Ne abbiamo parlato con Barbara Fani, una delle tre fondatrici, che ci ha raccontato quanto sia importante, per i singoli e per le aziende, “restituire” alla Terra ciò che ci offre ogni giorno e quanto sia fondamentale farlo anche attraverso i social network.

Per noi i social sono essenziali – racconta – perché ci permettono di arrivare a tutti i nostri clienti in tempo reale. Non si tratta di diffondere messaggi solo dalla natura commerciale, ma anche di raccontare la nostra storia attraverso i nostri valori”.
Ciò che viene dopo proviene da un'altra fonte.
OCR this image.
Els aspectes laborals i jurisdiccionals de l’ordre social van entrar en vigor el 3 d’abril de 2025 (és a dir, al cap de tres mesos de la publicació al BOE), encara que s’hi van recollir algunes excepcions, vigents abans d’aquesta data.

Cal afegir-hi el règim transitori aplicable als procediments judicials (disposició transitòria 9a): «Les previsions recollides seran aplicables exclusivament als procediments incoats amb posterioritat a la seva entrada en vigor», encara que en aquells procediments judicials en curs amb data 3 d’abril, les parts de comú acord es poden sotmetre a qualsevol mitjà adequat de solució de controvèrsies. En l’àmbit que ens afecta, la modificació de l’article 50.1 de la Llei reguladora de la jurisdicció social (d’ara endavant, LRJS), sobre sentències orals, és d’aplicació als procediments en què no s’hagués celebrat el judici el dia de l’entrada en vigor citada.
Ed è proprio su questo che le sorelle Fani hanno deciso di investire energia, tempo e risorse. La sostenibilità è uno dei pilastri su cui si fonda l’azienda: filati ecologici, made in Italy e certificati Recycled Claim Standard (RCS) e Global Recycled Standard (GRS). Tutta la filiera è controllata, nel rispetto degli animali, dell’ambiente e del lavoro umano. Ed è proprio sui social che Bettaknit ha voluto condividere un progetto che mira a “fare qualcosa di buono” insieme a tutta la community.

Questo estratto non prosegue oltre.